— Непрофильная госпитализация, — промолвил Трунов свой вердикт. И как сказал, а? Каждое слово — прям в металле отлито.

— Но ведь в данном случае, — начал возражать Спиваченко, — на первое место…

— Есть же у пациента диагноз, коллега, — последнее слово он процедил так презрительно, что даже мне не по себе стало слегонца. — Вот, русским по белому написано: “Дебильность, эретичная форма”. Вот и везите по профилю. Не понимаю, — он картинно откинулся на спинку стула, — почему я должен вам это объяснять? Ну эти, — он как-то небрежно махнул рукой в угол, где стояли мы с Капитоновой, — с них что взять? Но вы должны…

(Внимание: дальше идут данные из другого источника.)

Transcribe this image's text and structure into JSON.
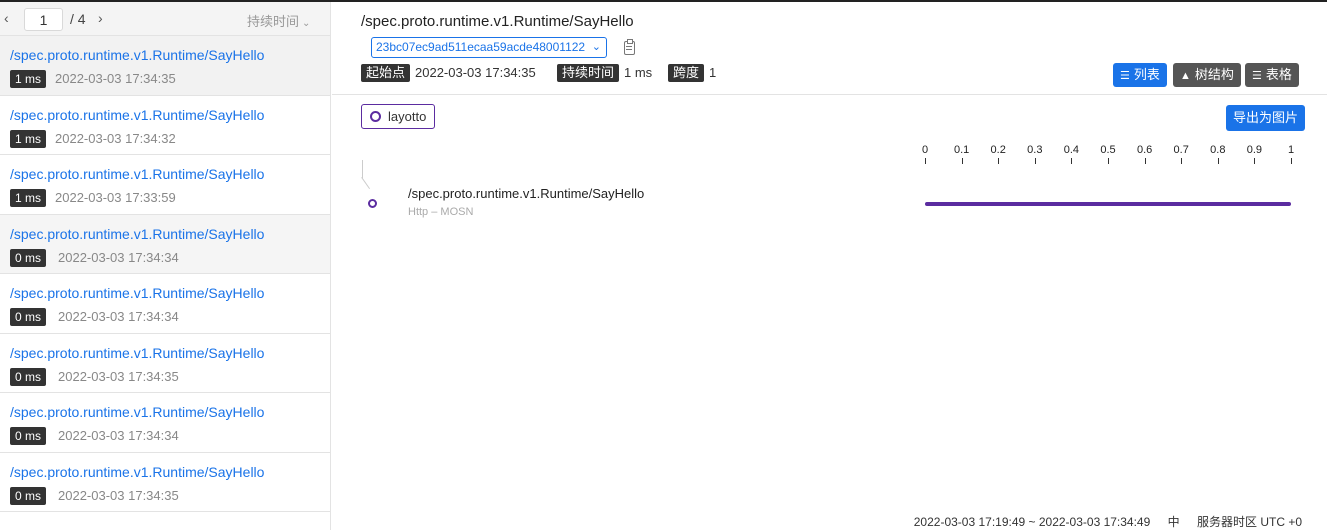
{
  "pager": {
    "prev_icon": "‹",
    "next_icon": "›",
    "current_page": "1",
    "total": "/ 4",
    "sort_label": "持续时间"
  },
  "trace_list": [
    {
      "operation": "/spec.proto.runtime.v1.Runtime/SayHello",
      "duration": "1 ms",
      "time": "2022-03-03 17:34:35"
    },
    {
      "operation": "/spec.proto.runtime.v1.Runtime/SayHello",
      "duration": "1 ms",
      "time": "2022-03-03 17:34:32"
    },
    {
      "operation": "/spec.proto.runtime.v1.Runtime/SayHello",
      "duration": "1 ms",
      "time": "2022-03-03 17:33:59"
    },
    {
      "operation": "/spec.proto.runtime.v1.Runtime/SayHello",
      "duration": "0 ms",
      "time": "2022-03-03 17:34:34"
    },
    {
      "operation": "/spec.proto.runtime.v1.Runtime/SayHello",
      "duration": "0 ms",
      "time": "2022-03-03 17:34:34"
    },
    {
      "operation": "/spec.proto.runtime.v1.Runtime/SayHello",
      "duration": "0 ms",
      "time": "2022-03-03 17:34:35"
    },
    {
      "operation": "/spec.proto.runtime.v1.Runtime/SayHello",
      "duration": "0 ms",
      "time": "2022-03-03 17:34:34"
    },
    {
      "operation": "/spec.proto.runtime.v1.Runtime/SayHello",
      "duration": "0 ms",
      "time": "2022-03-03 17:34:35"
    }
  ],
  "detail": {
    "title": "/spec.proto.runtime.v1.Runtime/SayHello",
    "trace_id": "23bc07ec9ad511ecaa59acde48001122",
    "start_label": "起始点",
    "start_value": "2022-03-03 17:34:35",
    "duration_label": "持续时间",
    "duration_value": "1 ms",
    "spans_label": "跨度",
    "spans_value": "1",
    "view_list": "列表",
    "view_tree": "树结构",
    "view_table": "表格",
    "active_view": "列表",
    "service": "layotto",
    "export_label": "导出为图片"
  },
  "timeline": {
    "ticks": [
      "0",
      "0.1",
      "0.2",
      "0.3",
      "0.4",
      "0.5",
      "0.6",
      "0.7",
      "0.8",
      "0.9",
      "1"
    ],
    "axis_min": 0,
    "axis_max": 1,
    "span": {
      "name": "/spec.proto.runtime.v1.Runtime/SayHello",
      "sub": "Http – MOSN",
      "start": 0,
      "end": 1,
      "color": "#5b2ca0"
    }
  },
  "footer": {
    "range": "2022-03-03 17:19:49 ~ 2022-03-03 17:34:49",
    "lang": "中",
    "timezone": "服务器时区 UTC +0"
  },
  "colors": {
    "accent": "#1a73e8",
    "service": "#5b2ca0",
    "tag_bg": "#333333"
  }
}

— Ты что сказал, сморчок?! Кого дебилом назвал?

Ого, у нас произошла незаметная подмена матери пациента. Испуганную и слегка растерянную женщину заменила натуральная тигрица. В глазах блеск, руки сомкнуты в кулаки. Похоже, Трунов только что весьма сильно задел ее чувства.

— Извините? — Андрей Борисович поднял голову, посмотрел на женщину.

— Фамилия? — гаркнула дама. Похоже, строить подчиненных она умела. Даже мне захотелось встать по стойке “смирно”.

— Трунов, Андрей Борисович, заведующий отделением наркологии.

Похоже, парень уже понял, что гонор проявлять надо было немного в другом месте. Мне показалось, или у него руки трясутся?

— Сорока пяти нет еще? Завтра в военкомат вызовут, санинструктором служить будешь, — уже совершенно спокойным голосом сообщила она Трунову. — Вот доктора, — женщина показала на нашу компанию, — приехали, всё как надо сделали, успокоили, в больницу привезли. А тут… Здесь меня жди! — приказала она наркологу и куда-то ушла. Неужели к главному врачу? Вот это поворот сюжета!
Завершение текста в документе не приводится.